A glimpse of the beginnings



I’d choose to live in very early childhood, just at the beginning of discernment. There’s no time there, beyond the eternal rhythm set by meals at the breast and the oblivion of sleep, which comes as gently and immediately as the closing of an eye; there’s no place there, beyond one patch of sunlit grass, one fold of blanket, and the whole enormous world laid out for exploring.

In this time and place, poets tell us, dreams and waking are the same; we move easily from one to the other. We may still keep, as Wordsworth supposed, intimations of some ante-natal life, and know why we home like bees towards the song of a bird or the sparkle of sunbeams on water. With our small hands, we believe that everything can be grasped; with our small, soft mouths we try to eat it all, assuming everything we find will be sweet and rich as milk.

No one makes demands on us, and the world revolves effortlessly round no one but ourselves. Our griefs are soothed and forgotten almost before the tears fall. We are carried if we want to be, in hugging arms, but we can pull ourselves up, reach things, and creep away from where we’re put: every day more confident, stronger, keener-eyed. Slowly, like a shell, the world opens and light floods in. Any day now, we’ll stand to meet it.

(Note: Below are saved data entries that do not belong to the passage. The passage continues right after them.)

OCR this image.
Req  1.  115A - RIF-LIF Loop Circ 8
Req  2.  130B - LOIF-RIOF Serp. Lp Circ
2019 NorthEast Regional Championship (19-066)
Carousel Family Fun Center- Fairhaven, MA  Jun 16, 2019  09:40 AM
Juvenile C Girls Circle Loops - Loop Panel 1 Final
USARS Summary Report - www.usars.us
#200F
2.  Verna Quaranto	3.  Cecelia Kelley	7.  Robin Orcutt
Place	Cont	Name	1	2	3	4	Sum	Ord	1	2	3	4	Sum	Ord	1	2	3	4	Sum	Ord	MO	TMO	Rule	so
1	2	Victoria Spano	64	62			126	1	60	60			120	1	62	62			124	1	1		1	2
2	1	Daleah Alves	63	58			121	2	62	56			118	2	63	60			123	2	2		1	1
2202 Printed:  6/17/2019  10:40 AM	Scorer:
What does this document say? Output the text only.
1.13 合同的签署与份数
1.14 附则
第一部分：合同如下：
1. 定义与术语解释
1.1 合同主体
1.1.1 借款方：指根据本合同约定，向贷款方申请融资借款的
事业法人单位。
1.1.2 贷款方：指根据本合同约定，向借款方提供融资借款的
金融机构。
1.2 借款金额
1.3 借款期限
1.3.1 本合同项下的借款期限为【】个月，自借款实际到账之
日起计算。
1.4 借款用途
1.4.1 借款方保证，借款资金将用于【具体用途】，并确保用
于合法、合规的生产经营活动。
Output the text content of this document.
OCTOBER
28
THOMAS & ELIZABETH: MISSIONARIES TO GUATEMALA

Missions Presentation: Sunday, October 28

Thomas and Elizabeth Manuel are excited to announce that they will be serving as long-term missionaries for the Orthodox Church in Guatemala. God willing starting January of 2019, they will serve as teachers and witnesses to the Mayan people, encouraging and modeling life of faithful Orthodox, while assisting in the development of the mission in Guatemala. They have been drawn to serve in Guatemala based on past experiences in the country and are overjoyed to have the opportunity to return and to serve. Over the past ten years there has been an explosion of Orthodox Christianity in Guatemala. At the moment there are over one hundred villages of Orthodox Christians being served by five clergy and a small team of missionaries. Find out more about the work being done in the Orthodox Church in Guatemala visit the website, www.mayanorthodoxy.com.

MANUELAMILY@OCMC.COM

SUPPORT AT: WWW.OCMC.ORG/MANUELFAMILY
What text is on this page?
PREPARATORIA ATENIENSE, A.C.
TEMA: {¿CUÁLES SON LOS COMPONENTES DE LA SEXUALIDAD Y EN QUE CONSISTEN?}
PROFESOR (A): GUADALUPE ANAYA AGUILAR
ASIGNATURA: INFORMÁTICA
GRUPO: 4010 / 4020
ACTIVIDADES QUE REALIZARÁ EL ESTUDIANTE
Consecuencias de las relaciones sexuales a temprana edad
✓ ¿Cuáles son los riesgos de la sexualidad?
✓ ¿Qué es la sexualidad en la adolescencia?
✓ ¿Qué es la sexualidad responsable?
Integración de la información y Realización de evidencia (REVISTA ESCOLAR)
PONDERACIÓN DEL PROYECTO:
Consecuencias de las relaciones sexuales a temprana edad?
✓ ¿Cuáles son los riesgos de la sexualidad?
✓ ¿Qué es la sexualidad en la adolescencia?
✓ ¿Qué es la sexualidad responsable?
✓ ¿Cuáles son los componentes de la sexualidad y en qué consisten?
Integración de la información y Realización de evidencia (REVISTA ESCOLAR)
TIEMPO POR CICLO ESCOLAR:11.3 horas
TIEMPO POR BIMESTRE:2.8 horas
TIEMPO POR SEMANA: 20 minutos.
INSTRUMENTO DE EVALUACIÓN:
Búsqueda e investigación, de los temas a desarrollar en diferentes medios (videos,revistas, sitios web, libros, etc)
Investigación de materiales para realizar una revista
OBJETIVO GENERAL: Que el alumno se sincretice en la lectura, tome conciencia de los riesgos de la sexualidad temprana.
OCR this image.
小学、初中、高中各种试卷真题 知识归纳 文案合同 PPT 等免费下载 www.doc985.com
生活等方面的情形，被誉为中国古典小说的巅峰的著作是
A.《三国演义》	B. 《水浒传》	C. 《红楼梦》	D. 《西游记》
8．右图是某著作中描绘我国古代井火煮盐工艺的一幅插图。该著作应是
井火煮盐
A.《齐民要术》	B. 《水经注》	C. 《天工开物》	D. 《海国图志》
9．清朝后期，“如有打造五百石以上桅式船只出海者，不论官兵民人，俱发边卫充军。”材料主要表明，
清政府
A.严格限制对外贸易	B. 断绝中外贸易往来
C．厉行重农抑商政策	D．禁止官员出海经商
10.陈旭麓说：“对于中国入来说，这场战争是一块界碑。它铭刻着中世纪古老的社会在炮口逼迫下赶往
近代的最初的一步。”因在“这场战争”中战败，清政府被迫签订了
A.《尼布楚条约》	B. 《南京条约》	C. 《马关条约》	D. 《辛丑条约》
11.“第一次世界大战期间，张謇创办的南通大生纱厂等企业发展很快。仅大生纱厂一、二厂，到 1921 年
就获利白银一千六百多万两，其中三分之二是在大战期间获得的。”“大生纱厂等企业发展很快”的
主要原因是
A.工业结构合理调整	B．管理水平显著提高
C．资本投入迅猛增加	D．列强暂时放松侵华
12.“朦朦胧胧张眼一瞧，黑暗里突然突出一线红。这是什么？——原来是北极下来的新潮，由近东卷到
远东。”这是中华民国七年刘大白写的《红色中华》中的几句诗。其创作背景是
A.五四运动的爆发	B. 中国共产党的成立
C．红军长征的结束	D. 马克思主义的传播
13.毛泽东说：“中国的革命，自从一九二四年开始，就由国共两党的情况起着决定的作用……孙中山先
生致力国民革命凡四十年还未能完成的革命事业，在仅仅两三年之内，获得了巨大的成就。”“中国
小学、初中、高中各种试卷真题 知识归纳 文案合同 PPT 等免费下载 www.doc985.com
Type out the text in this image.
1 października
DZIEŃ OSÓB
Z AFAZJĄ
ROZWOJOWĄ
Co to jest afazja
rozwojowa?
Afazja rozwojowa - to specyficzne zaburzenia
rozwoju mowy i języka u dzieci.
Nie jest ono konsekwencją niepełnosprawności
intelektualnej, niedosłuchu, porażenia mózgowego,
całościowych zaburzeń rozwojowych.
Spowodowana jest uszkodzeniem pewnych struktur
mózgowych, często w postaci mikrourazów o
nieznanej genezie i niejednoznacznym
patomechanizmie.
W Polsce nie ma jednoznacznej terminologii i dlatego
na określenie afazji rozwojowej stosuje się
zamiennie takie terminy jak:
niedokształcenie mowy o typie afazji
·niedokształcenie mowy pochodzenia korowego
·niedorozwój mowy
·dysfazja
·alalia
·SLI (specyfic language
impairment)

Everything is new, unnamed, important, and belongs to us. A stone is new, and a blade of grass. We see their potential as unlimited, like our own. We make time for it. A puddle astonishes us. A piece of paper, blown by the wind, becomes a playmate, and the night-time tree a ragged monster. Coleridge once took his crying baby son out of the house to show him the moon; the moon silenced him, shining on his tears. It is good to be silenced by beauty. Too briefly we stay there. But infancy makes of everywhere the best time and the best place.